BIOS Data in DOS can be accessed in BASIC via PEEK & POKE by pointing to the base memory segment 0 and offsetting 1024 bytes (0x400). BIOS data occupies the next 256 bytes (1024-1280 / 0x400-0x4FF). The first keyboard status byte is offset 0x17 from BIOS start -- at raw memory address 0x417. The bits of this byte mean the following:

Bit 0 - Right-Shift status
Bit 1 - Left-Shift status
Bit 2 - Control key status
Bit 3 - Alt key status
Bit 4 - ScrollLock key status
Bit 5 - NumLock key status
Bit 6 - CapsLock key status
Bit 7 - Insert key status

There are plenty of other useful memory areas for QBasic in DOS such as: 0xA000 is a direct portal to video memory, including the frame buffer 0x21 to send and receive arbitrary data from the DOS interrupt vector.

The sky is the limit!

For more information about the BIOS Data map in DOS, see this resource:

Image Data Formats in QBasic

The second challenge buried in QBasic Gorillas was the storage format of the animated bananas. It seemed like nonsensical number values and I only had a vague sense that they depicted pixel colors at the binary level. It took quite a bit of prodding to figure out how it worked back in 1990 and looking back on it today (2017), I can understand why. The format doesn't really compare to anything we see today. Yet, it does make sense at the lowest level of managing bit fields for arbitrary image dimensions. We need a description of how to put the image together.

The first 4 bytes of the DATA sequence provide a header describing the dimensions of the subsequent data. The first 2 bytes hold the width (X), and the next two bytes hold the Y (height). Note that this header format is slightly different across screen modes 1, 9, and 13 (EGA, CGA, and VGA).

For example, an 3x4 image would be stored with these 4-byte headers in various screen modes:

CGA - Integer value is 262150. Byte 1 (X) is 6 (00000110)
EGA - Integer value is 262147. Byte 1 (X) is 3 (00000011)
VGA - Integer value is 262168. Byte 1 (X) is 24 (00011000)
All modes have the same byte 3 (Y), which is 4 (00000100)

Only the EGA screen mode directly converts the X dimension values. CGA mode left shifts the base value by 1 while VGA left shifts it by 3.

The image data following the header describes the color of individual pixels. The image is described from top to bottom, left to right, like reading western books. Data is read little-endian between bytes, but within a byte, we stream from most-significant bit to least

There's one gotcha lurking in here: When the next pixel in the target image changes to a new line, then we stop reading the current byte and move to the next. This is likely because of the way the interpreter handles address offsets. You can't directly address individual bits in a byte and point them to a new line simply by offsetting from a base. (Without storing in an intermediate format, at least). If we tried to do that, then the pixels of the next line wouldn't be properly byte addressable, leading to a Big Mess (tm). It's easier to just skip to the next byte.

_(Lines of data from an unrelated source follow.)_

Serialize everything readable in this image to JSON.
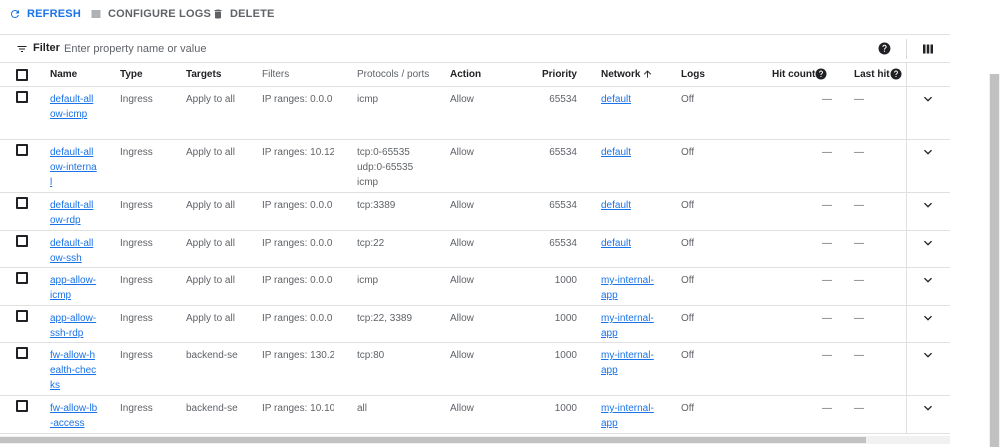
{
  "toolbar": {
    "refresh_label": "REFRESH",
    "configure_logs_label": "CONFIGURE LOGS",
    "delete_label": "DELETE"
  },
  "filter": {
    "label": "Filter",
    "placeholder": "Enter property name or value"
  },
  "table": {
    "headers": {
      "name": "Name",
      "type": "Type",
      "targets": "Targets",
      "filters": "Filters",
      "protocols": "Protocols / ports",
      "action": "Action",
      "priority": "Priority",
      "network": "Network",
      "logs": "Logs",
      "hit_count": "Hit count",
      "last_hit": "Last hit"
    },
    "rows": [
      {
        "name": "default-allow-icmp",
        "type": "Ingress",
        "targets": "Apply to all",
        "filters": "IP ranges: 0.0.0",
        "protocols": "icmp",
        "action": "Allow",
        "priority": "65534",
        "network": "default",
        "logs": "Off",
        "hit_count": "—",
        "last_hit": "—"
      },
      {
        "name": "default-allow-internal",
        "type": "Ingress",
        "targets": "Apply to all",
        "filters": "IP ranges: 10.12",
        "protocols": "tcp:0-65535\nudp:0-65535\nicmp",
        "action": "Allow",
        "priority": "65534",
        "network": "default",
        "logs": "Off",
        "hit_count": "—",
        "last_hit": "—"
      },
      {
        "name": "default-allow-rdp",
        "type": "Ingress",
        "targets": "Apply to all",
        "filters": "IP ranges: 0.0.0",
        "protocols": "tcp:3389",
        "action": "Allow",
        "priority": "65534",
        "network": "default",
        "logs": "Off",
        "hit_count": "—",
        "last_hit": "—"
      },
      {
        "name": "default-allow-ssh",
        "type": "Ingress",
        "targets": "Apply to all",
        "filters": "IP ranges: 0.0.0",
        "protocols": "tcp:22",
        "action": "Allow",
        "priority": "65534",
        "network": "default",
        "logs": "Off",
        "hit_count": "—",
        "last_hit": "—"
      },
      {
        "name": "app-allow-icmp",
        "type": "Ingress",
        "targets": "Apply to all",
        "filters": "IP ranges: 0.0.0",
        "protocols": "icmp",
        "action": "Allow",
        "priority": "1000",
        "network": "my-internal-app",
        "logs": "Off",
        "hit_count": "—",
        "last_hit": "—"
      },
      {
        "name": "app-allow-ssh-rdp",
        "type": "Ingress",
        "targets": "Apply to all",
        "filters": "IP ranges: 0.0.0",
        "protocols": "tcp:22, 3389",
        "action": "Allow",
        "priority": "1000",
        "network": "my-internal-app",
        "logs": "Off",
        "hit_count": "—",
        "last_hit": "—"
      },
      {
        "name": "fw-allow-health-checks",
        "type": "Ingress",
        "targets": "backend-se",
        "filters": "IP ranges: 130.2",
        "protocols": "tcp:80",
        "action": "Allow",
        "priority": "1000",
        "network": "my-internal-app",
        "logs": "Off",
        "hit_count": "—",
        "last_hit": "—"
      },
      {
        "name": "fw-allow-lb-access",
        "type": "Ingress",
        "targets": "backend-se",
        "filters": "IP ranges: 10.10",
        "protocols": "all",
        "action": "Allow",
        "priority": "1000",
        "network": "my-internal-app",
        "logs": "Off",
        "hit_count": "—",
        "last_hit": "—"
      }
    ]
  },
  "icons": {
    "refresh": "refresh-icon",
    "configure_logs": "list-icon",
    "delete": "trash-icon",
    "filter": "filter-icon",
    "help": "help-icon",
    "columns": "column-display-icon",
    "sort": "arrow-up-icon",
    "expand": "chevron-down-icon"
  },
  "colors": {
    "accent": "#1a73e8",
    "text": "#3c4043",
    "muted": "#5f6368",
    "divider": "#e0e0e0"
  }
}
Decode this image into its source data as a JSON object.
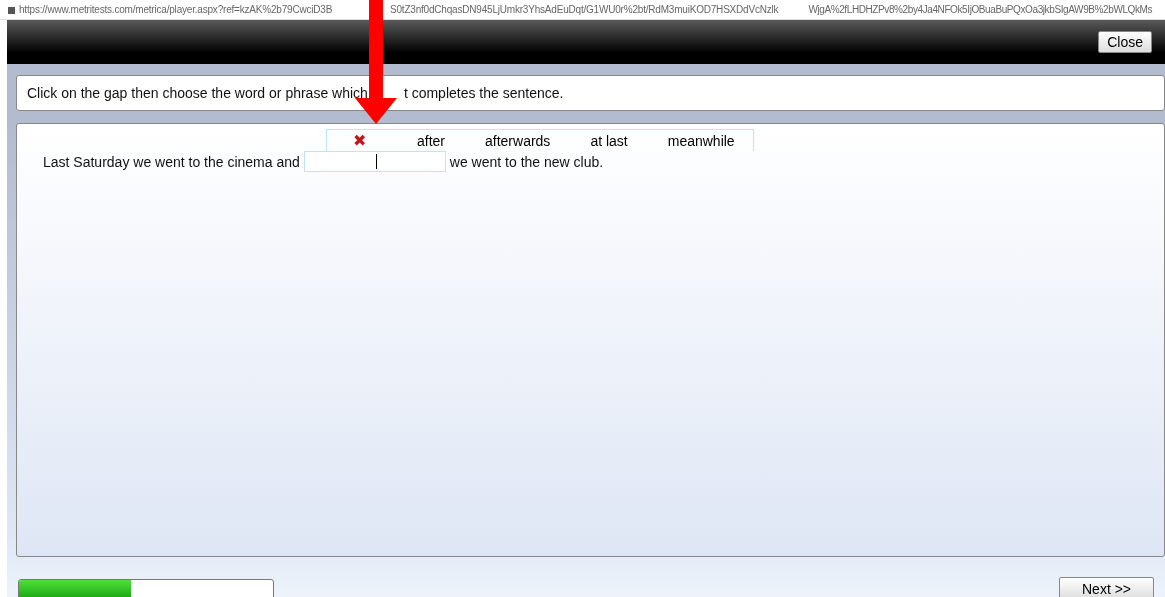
{
  "address_bar": {
    "url_segments": [
      "https://www.metritests.com/metrica/player.aspx?ref=kzAK%2b79CwciD3B",
      "S0tZ3nf0dChqasDN945LjUmkr3YhsAdEuDqt/G1WU0r%2bt/RdM3muiKOD7HSXDdVcNzlk",
      "WjgA%2fLHDHZPv8%2by4Ja4NFOk5IjOBuaBuPQxOa3jkbSIgAW9B%2bWLQkMs"
    ]
  },
  "header": {
    "close_button": "Close"
  },
  "instruction": {
    "segments": [
      "Click on the gap then choose the word or phrase which",
      "t completes the sentence."
    ]
  },
  "word_bank": {
    "clear_icon": "✖",
    "words": [
      "after",
      "afterwards",
      "at last",
      "meanwhile"
    ]
  },
  "sentence": {
    "before": "Last Saturday we went to the cinema and",
    "after": "we went to the new club."
  },
  "footer": {
    "progress": {
      "level": 0.44
    },
    "next_button": "Next >>"
  },
  "annotation": {
    "kind": "arrow"
  }
}
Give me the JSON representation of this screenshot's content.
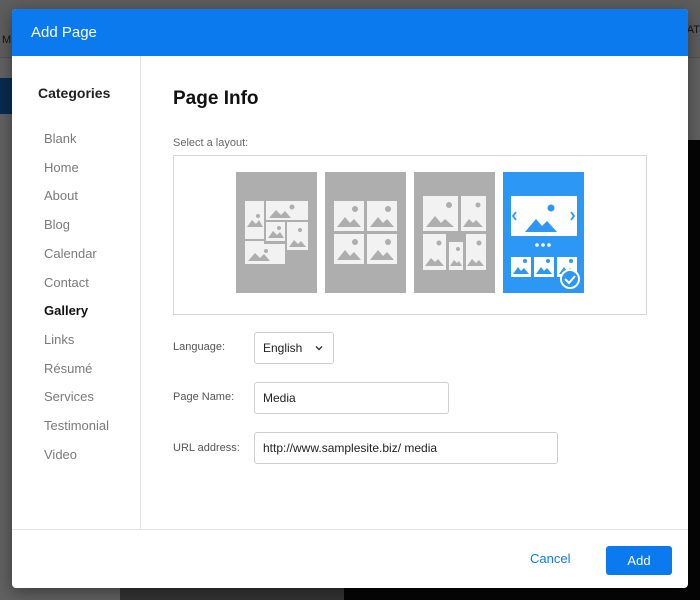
{
  "background": {
    "left_text": "M",
    "right_text": "AT"
  },
  "dialog": {
    "title": "Add Page"
  },
  "sidebar": {
    "title": "Categories",
    "items": [
      {
        "label": "Blank",
        "active": false
      },
      {
        "label": "Home",
        "active": false
      },
      {
        "label": "About",
        "active": false
      },
      {
        "label": "Blog",
        "active": false
      },
      {
        "label": "Calendar",
        "active": false
      },
      {
        "label": "Contact",
        "active": false
      },
      {
        "label": "Gallery",
        "active": true
      },
      {
        "label": "Links",
        "active": false
      },
      {
        "label": "Résumé",
        "active": false
      },
      {
        "label": "Services",
        "active": false
      },
      {
        "label": "Testimonial",
        "active": false
      },
      {
        "label": "Video",
        "active": false
      }
    ]
  },
  "main": {
    "title": "Page Info",
    "layout_label": "Select a layout:",
    "layouts": [
      {
        "icon": "masonry-gallery-layout",
        "selected": false
      },
      {
        "icon": "grid-gallery-layout",
        "selected": false
      },
      {
        "icon": "mixed-gallery-layout",
        "selected": false
      },
      {
        "icon": "slideshow-gallery-layout",
        "selected": true
      }
    ],
    "language": {
      "label": "Language:",
      "value": "English"
    },
    "page_name": {
      "label": "Page Name:",
      "value": "Media"
    },
    "url": {
      "label": "URL address:",
      "value": "http://www.samplesite.biz/ media"
    }
  },
  "footer": {
    "cancel_label": "Cancel",
    "add_label": "Add"
  },
  "colors": {
    "accent": "#0b7aef",
    "selected_layout": "#2d97f5",
    "layout_gray": "#aeaeae"
  }
}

Enough chatter, let's take a look at specific examples from the Gorilla code:

CGA Banana Left

In CGA, 2 bits represent a single pixel for a total of 4 possible colors.

DATA 327686, -252645316, 60

A CGA Image stored in QBASIC DATA format

EGA Banana Left

EGA allows for 4-bit color (16 total), but the bits are stored in planes, not consecutively. Reading the bit aligned position in each plane determines the color.

DATA 458758, 202116096, 471604224, 943208448, 943208448, 943208448, 471604224, 202116096, 0

An EGA Image stored in QBASIC DATA format

Notice that the banana is visible in the three most significant planes. Thus, the value of the pixel in that position is 8 + 4 + 2 == 14. The color 14 in the standard EGA palette is yellow.